5. La décision implicite de rejet résultant du silence gardé par le ministre des armées sur la demande indemnitaire du 11 décembre 2017 a eu pour seul effet de lier le contentieux à l'égard de l'objet de la demande de Mme A... qui, en formulant des conclusions indemnitaires fondées sur la responsabilité de l'Etat et une demande d'annulation de la décision rejetant sa demande préalable, a donné à l'ensemble de sa demande de première instance le caractère d'un recours de plein contentieux. Mme A... doit donc être regardée comme demandant la condamnation de l'Etat à réparer les préjudices qu'elle estime avoir subis en raison de l'illégalité des arrêtés prononçant sa radiation des cadres et son admission à la retraite à compter du 4 mars 2001.
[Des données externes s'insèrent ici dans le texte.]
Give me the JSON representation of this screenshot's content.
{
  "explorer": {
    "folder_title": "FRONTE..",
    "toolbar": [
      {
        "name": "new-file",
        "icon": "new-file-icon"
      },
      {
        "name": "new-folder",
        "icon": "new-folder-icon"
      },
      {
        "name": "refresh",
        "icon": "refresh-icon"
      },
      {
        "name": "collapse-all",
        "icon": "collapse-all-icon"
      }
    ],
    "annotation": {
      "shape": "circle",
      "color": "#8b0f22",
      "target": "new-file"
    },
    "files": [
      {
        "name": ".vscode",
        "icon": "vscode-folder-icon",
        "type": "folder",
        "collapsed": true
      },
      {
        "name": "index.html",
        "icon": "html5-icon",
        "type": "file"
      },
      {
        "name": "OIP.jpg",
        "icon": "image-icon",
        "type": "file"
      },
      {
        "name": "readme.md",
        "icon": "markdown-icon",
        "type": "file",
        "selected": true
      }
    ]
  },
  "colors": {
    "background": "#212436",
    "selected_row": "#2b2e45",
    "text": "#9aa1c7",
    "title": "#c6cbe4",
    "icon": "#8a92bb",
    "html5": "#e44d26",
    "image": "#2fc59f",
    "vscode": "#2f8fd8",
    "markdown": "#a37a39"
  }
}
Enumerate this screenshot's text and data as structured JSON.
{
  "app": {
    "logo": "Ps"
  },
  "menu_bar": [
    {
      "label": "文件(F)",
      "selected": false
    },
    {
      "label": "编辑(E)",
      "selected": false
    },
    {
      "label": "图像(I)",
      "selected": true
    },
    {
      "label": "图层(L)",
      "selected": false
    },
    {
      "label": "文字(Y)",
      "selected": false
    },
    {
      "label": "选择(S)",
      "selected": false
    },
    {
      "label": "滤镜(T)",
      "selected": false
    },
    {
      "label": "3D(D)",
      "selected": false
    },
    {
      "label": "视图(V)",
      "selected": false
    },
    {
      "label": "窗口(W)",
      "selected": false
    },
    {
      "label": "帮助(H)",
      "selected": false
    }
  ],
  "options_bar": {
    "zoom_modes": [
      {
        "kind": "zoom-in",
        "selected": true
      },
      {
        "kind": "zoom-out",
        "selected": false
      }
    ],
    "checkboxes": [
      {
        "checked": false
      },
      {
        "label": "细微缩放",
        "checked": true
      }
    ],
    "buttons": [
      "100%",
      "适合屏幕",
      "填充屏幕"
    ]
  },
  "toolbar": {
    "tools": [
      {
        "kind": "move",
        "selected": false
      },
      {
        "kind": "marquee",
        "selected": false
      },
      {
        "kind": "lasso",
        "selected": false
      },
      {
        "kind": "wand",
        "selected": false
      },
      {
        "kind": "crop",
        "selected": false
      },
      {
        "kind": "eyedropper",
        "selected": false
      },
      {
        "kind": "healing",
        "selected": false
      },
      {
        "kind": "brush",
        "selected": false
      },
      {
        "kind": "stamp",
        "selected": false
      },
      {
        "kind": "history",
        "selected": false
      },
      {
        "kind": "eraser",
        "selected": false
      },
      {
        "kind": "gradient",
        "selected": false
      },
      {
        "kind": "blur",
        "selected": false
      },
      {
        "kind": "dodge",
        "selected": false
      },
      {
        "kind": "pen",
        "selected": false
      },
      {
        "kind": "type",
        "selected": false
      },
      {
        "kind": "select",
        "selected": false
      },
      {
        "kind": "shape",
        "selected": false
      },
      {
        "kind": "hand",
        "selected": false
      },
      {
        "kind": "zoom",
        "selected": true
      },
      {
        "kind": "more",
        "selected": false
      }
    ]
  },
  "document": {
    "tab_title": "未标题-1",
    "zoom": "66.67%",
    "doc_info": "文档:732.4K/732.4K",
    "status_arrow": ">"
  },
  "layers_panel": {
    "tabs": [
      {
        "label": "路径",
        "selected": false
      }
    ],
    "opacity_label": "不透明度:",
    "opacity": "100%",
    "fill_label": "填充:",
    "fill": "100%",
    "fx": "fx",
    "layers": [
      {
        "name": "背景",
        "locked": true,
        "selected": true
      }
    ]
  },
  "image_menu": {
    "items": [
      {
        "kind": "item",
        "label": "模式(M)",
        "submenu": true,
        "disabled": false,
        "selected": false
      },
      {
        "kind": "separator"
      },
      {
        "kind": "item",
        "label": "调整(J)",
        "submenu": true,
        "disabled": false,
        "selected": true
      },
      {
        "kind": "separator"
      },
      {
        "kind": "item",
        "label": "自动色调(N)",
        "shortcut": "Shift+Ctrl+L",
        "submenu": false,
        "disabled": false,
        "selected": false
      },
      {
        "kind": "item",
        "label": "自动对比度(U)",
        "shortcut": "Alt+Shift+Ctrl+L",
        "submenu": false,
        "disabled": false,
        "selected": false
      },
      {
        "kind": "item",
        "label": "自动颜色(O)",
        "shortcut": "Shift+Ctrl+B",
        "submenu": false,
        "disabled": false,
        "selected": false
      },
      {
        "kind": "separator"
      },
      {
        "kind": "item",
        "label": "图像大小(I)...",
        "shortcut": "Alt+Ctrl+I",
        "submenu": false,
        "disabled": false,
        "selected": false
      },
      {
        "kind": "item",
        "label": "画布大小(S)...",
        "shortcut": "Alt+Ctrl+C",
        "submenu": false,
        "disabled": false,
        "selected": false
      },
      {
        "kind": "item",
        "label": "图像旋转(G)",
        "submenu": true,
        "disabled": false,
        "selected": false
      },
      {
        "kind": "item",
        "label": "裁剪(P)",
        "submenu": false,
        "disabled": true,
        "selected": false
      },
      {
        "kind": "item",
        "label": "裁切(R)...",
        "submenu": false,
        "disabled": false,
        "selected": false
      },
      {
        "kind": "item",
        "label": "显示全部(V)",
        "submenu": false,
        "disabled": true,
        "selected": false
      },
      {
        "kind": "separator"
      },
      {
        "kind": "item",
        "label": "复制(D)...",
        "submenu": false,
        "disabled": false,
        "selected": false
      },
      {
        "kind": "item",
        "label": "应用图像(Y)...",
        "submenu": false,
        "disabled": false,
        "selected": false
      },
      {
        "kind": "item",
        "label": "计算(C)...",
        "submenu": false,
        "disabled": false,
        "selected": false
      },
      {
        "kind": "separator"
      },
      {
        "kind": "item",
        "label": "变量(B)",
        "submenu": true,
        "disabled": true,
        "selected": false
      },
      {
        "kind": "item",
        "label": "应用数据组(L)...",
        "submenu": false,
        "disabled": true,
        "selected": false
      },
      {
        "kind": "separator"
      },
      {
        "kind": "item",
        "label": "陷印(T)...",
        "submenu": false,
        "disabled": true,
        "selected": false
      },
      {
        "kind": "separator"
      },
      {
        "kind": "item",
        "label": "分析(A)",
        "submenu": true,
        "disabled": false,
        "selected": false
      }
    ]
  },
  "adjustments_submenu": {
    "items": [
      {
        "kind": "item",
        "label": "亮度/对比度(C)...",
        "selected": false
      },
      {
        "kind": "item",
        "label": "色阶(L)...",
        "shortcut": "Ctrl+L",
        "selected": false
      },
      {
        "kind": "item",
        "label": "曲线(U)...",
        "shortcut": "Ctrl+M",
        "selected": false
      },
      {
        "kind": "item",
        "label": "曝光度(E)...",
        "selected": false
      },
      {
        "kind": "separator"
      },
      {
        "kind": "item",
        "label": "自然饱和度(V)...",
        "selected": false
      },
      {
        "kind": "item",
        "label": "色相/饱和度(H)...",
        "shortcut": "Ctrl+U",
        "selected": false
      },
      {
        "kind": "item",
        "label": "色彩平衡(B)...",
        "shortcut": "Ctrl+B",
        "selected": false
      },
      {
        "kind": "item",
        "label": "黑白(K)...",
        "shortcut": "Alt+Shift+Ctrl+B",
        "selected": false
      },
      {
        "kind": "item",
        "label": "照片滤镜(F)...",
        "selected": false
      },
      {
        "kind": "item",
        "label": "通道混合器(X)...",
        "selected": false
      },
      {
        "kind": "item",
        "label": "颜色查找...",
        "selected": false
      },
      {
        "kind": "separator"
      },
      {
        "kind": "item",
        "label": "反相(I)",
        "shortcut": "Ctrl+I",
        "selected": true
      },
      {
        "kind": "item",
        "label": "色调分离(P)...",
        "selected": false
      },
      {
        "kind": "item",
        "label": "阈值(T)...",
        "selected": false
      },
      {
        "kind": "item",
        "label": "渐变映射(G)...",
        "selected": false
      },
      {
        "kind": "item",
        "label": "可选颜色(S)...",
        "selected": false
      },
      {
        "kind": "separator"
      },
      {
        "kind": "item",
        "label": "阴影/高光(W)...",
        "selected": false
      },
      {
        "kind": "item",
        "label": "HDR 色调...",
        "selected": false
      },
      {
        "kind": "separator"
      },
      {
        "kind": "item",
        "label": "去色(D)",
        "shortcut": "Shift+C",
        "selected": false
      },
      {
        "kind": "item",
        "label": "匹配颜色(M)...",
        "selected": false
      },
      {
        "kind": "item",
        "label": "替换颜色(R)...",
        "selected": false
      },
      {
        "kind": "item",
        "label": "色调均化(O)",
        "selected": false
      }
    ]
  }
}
Sur la responsabilité de l'Etat :

6. Aux termes de l'article 34 de la loi du 11 janvier 1984 alors en vigueur : " Le fonctionnaire en activité a droit : (...) 4° A un congé de longue durée, en cas de tuberculose, maladie mentale, affection cancéreuse, poliomyélite ou déficit immunitaire grave et acquis, de trois ans à plein traitement et de deux ans à demi-traitement. Le fonctionnaire conserve ses droits à la totalité du supplément familial de traitement et de l'indemnité de résidence (...) ". L'article 47 du décret du 14 mars 1986 dans sa rédaction applicable au litige dispose que : " Le fonctionnaire ne pouvant à l'expiration de la dernière période de congé de longue maladie ou de longue durée, reprendre son service est soit reclassé dans un autre emploi, en application du décret n° 84-1051 du 30 novembre 1984, soit mis en disponibilité, soit admis à la retraite. (...) ". L'article 48 du même décret dispose que : " La mise en disponibilité prévue aux articles 27 et 47 du présent décret est prononcée après avis du comité médical ou de la commission de réforme sur l'inaptitude du fonctionnaire à reprendre ses fonctions (...) ". Enfin, l'article L. 29 du code des pensions civiles et militaires de retraite dispose que : " Le fonctionnaire civil qui se trouve dans l'incapacité permanente de continuer ses fonctions en raison d'une invalidité ne résultant pas du service et qui n'a pu être reclassé dans un autre corps en application de l'article 63 de la loi n° 84-16 du 11 janvier 1984 précitée peut être radié des cadres par anticipation soit sur sa demande, soit d'office ; dans ce dernier cas, la radiation des cadres est prononcée sans délai si l'inaptitude résulte d'une maladie ou d'une infirmité que son caractère définitif et stabilisé ne rend pas susceptible de traitement (...) ".

7. Lorsqu'une personne sollicite le versement d'une indemnité en réparation du préjudice subi du fait de l'illégalité, pour un vice de procédure, d'une décision il appartient au juge de plein contentieux, saisi de moyens en ce sens, de déterminer, en premier lieu, la nature de cette irrégularité procédurale puis, en second lieu, de rechercher, en forgeant sa conviction au vu de l'ensemble des éléments produits par les parties, si, compte tenu de la nature et de la gravité de cette irrégularité procédurale, la même décision aurait pu être légalement prise, dans le cadre d'une procédure régulière.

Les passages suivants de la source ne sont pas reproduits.